Successful BI depends on three fundamental concepts:

  1. Focus on the business.
  2. A special structure for the data delivered to the business via several mechanisms.
  3. Iteratively develop the overall BI environment in manageable lifecycle increments rather than attempting a galactic Big Bang.
A true BI system should address these business concerns:
  • “We have mountains of data in our apps, but we can’t access it.”
  • “We need to slice and dice the data in many ways.”
  • “You’ve got to make it easy for business people to access the data directly.”
  • “Just show me what’s important.”
  • “It drives me crazy to have two people present the same business metrics at a meeting, but with different numbers.”
  • “We want people to use information to support more fact-based decision making.”
  • “We spend way too much time in producing data for reviews.”
  • “In spite that we have an official scorecard, during review sessions some offline spreadsheets come out questioning the data. From there, the review is spent second guessing numbers instead of driving business discussion.”
These hint to a key element on driving a BI solution: the key skills needed to manage a BI project have to have a mix of DBA and MBA. A pure IT technical DBA (database administrator) can design the databases, reports, and applications, but will fail delivering the right information users need to drive their business decisions because won’t understand the business dynamics. Other projects may have a pure MBA collecting requirements, but will fail balancing technology limitations/constraints and setting the right expectations back to users. Clearly, BI projects need a mix of DBA/MBA very close to the business.

ETL Systems

A little known fact about building BI systems: 70% of the resources go into designing the data model, creating the supporting databases, and implementing the value added processes mentioned earlier (called “ETL: Extract, Transform, Load”); just 30% go to presentation UIs and reports. This because the ETL:

  • Removes mistakes and corrects missing data.
  • Provides documented measures of confidence in data.
  • Captures the flow of transactional data for safekeeping (history).
  • Adjusts data from multiple sources to use it together.
  • Correlates data across disparate systems to get views into the business that you could not get otherwise.
  • Structures data for use by end-user tools.

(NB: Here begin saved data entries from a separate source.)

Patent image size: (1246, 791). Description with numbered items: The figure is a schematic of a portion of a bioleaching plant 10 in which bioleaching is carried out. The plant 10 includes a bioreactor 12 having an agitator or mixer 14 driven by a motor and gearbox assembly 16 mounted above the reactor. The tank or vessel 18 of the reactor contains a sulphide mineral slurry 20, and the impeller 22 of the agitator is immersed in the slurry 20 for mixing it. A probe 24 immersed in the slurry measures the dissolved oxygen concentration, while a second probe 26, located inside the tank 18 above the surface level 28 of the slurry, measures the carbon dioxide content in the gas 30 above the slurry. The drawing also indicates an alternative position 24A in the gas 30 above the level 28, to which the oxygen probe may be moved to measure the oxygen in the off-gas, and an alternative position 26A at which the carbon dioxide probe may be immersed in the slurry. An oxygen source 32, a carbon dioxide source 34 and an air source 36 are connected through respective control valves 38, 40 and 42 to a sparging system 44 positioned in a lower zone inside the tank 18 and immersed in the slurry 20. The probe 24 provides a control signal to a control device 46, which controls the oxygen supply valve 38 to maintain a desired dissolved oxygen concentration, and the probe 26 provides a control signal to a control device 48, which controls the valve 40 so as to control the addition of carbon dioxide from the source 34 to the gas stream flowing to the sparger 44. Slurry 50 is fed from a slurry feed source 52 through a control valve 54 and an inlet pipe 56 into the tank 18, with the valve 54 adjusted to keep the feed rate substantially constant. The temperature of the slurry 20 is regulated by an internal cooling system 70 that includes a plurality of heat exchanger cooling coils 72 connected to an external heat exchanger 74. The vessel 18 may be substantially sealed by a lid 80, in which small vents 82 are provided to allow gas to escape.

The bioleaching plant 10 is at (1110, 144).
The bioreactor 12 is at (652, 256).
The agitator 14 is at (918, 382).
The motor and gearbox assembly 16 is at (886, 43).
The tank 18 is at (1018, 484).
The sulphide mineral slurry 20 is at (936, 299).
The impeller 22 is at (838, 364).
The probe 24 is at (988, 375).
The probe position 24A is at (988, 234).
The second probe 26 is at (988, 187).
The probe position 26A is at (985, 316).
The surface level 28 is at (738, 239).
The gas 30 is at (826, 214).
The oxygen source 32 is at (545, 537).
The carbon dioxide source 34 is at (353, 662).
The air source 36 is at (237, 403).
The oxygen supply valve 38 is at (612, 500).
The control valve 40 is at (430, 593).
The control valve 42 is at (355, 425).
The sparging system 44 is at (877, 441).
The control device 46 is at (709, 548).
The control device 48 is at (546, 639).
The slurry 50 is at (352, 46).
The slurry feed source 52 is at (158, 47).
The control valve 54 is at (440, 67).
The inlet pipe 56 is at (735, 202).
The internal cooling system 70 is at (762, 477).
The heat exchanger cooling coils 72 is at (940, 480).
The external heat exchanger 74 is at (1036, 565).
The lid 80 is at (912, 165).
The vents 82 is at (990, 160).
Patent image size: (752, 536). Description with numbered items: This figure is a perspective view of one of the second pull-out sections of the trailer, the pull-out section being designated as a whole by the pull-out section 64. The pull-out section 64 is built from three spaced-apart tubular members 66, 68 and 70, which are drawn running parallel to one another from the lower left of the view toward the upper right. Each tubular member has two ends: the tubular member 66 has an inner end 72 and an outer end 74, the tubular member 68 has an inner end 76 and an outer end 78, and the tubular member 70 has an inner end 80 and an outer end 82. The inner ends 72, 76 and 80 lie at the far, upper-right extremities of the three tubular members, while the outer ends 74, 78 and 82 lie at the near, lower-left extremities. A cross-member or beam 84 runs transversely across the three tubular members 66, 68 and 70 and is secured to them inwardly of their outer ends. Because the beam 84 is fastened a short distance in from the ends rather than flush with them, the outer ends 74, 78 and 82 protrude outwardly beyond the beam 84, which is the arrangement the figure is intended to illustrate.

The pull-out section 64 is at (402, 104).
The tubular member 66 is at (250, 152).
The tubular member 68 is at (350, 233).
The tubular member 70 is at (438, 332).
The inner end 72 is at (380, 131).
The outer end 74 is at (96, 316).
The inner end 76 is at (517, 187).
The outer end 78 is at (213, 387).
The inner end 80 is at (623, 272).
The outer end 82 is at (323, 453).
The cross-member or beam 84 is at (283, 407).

Data Marts and Data Warehouses

Another little secret of BI systems resides in that we can apply the BI or DW concepts to many business levels, and concatenate them. Many times, big applications generate mountains of operational data as we use them to execute business processes, but it becomes difficult to use all that data to monitor and measure those processes, and evaluate its impact to the overall business.

Usually we need an Operational BI system on top of these big apps, called “Data Mart”, or departmental DW, and thus reserving the Data Warehouse term for the overarching business BI system.

Again, I will use just “BI”, clarifying when we mean an operational one or business one.


Summary

In brief, we can define a BI system as the solution for gathering data from multiple sources, transforming that data so that it is consistent and stored in a single location, and presenting its information to business users for analysis and decision-making.